For Ardea, AstraZeneca paid “fair value” because it brings with it a late-stage clinical asset, Mackay said. He said he expects to submit Ardea’s experimental gout treatment for approval in the U.S. and Europe in the first half of 2014.

Rival Gout Drugs

Takeda Pharmaceutical Co. (4502) said on April 11 it agreed to buy closely held URL Pharma Inc. for $800 million to gain a new gout treatment. Savient Pharmaceuticals Inc. (SVNT) makes Krystexxa, and the FDA is reviewing Regeneron Pharmaceuticals Inc. (REGN)’s Arcalyst injection for prevention of gout flares in patients initiating uric acid-lowering therapy.

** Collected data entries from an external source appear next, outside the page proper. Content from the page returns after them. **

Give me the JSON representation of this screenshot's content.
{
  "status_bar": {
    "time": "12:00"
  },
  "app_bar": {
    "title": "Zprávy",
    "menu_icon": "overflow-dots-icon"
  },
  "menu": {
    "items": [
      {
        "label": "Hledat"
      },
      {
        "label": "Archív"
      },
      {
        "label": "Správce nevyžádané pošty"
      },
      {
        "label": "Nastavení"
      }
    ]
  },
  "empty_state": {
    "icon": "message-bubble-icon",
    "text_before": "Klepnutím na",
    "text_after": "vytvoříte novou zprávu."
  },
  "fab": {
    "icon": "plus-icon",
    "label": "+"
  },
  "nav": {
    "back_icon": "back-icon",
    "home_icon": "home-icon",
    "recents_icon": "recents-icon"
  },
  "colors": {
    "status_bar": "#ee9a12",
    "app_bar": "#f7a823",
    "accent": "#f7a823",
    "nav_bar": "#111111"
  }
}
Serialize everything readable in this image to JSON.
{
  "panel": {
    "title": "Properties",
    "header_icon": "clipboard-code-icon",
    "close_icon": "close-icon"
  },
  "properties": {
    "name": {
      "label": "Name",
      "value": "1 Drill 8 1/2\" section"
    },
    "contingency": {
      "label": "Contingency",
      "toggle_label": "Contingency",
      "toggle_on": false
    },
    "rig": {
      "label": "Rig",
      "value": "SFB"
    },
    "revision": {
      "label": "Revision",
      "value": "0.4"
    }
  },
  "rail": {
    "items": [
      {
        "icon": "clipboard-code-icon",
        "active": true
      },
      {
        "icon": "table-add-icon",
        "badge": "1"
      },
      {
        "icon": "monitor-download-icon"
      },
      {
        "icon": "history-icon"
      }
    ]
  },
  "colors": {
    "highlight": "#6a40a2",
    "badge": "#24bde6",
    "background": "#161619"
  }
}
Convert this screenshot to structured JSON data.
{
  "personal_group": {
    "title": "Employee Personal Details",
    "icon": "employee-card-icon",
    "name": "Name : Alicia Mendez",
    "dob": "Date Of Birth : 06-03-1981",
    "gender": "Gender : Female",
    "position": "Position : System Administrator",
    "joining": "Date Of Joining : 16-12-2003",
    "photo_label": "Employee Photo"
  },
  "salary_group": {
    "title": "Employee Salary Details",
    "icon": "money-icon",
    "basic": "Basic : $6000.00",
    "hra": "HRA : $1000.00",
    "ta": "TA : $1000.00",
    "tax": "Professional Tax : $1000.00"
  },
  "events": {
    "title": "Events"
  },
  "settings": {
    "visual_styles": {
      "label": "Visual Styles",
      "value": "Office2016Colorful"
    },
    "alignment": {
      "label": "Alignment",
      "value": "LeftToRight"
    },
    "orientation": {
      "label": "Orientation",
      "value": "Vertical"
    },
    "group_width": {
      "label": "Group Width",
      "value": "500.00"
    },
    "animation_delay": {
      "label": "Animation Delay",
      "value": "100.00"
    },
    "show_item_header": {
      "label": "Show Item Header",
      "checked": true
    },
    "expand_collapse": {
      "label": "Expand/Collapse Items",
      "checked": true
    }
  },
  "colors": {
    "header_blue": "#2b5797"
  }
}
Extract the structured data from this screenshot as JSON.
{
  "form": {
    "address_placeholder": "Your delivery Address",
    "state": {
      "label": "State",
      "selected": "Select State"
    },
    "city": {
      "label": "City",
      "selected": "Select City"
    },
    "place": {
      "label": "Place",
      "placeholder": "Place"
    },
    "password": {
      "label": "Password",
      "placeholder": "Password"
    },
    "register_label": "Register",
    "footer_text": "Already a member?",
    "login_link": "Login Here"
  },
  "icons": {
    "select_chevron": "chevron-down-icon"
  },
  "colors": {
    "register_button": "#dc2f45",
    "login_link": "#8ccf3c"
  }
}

“There is competition in this space but we think there is a real unmet need, particularly in emerging markets, which is a thrust for us,” Mackay said.

Ardea’s lesinurad may generate $194 million in sales by 2016 if approved, according to the average of three analyst estimates compiled by Bloomberg. Savient’s Krystexxa, which won U.S. approval in 2010, may have 2016 sales of $226.5 million, the average of four estimates. Revenue from Regeneron’s Arcalyst may reach $53.4 million next year, the average of two estimates. U.S. regulators are scheduled to decide whether to approve Arcalyst by July 30.

Industry Takeover Bids

AstraZeneca joins U.K. rival GlaxoSmithKline Plc (GSK) and Switzerland’s Roche Holding AG (ROG) in pursuing purchases to fuel growth. Human Genome Sciences Inc. (HGSI) rejected a $2.6 billion offer from Glaxo, based in London.

Roche said today that its $6.7 billion bid for Illumina Inc. (ILMN), a maker of gene-mapping tools, expired. The Basel, Switzerland-based drugmaker is in talks with the research centers of three universities that want to sell their gene- sequencing technologies to Roche, Der Sonntag newspaper reported, without saying where it got the information.

Grady declined to comment about whether one of the companies AstraZeneca is talking to is Amylin Pharmaceuticals Inc. (AMLN), which is said to be seeking a buyer.

Two of AstraZeneca’s biggest-selling drugs, Nexium for ulcers and antipsychotic medication Seroquel, lose patent protection by 2014. Nexium and Seroquel generated about $10.3 billion of sales last year and accounted for 30 percent of revenue. The drugmaker recently saw the failure or delay of experimental drugs for diabetes and ovarian cancer.

Smaller-scale acquisitions and licensing seem to be the best options for AstraZeneca given the company’s weak pipeline and the attractiveness of maintaining its share buybacks, Mark Belsey, an analyst with WestLB AG in London, said in an e-mailed comment. The company has to make sure it doesn’t overpay for such deals, Belsey said.

AstraZeneca announced April 3 it would share in the development of five drug candidates from Amgen Inc. (AMGN), the world’s biggest biotechnology company. The experimental products are monoclonal antibodies, proteins that mimic those naturally produced by the body’s immune system, and will be studied in inflammatory diseases.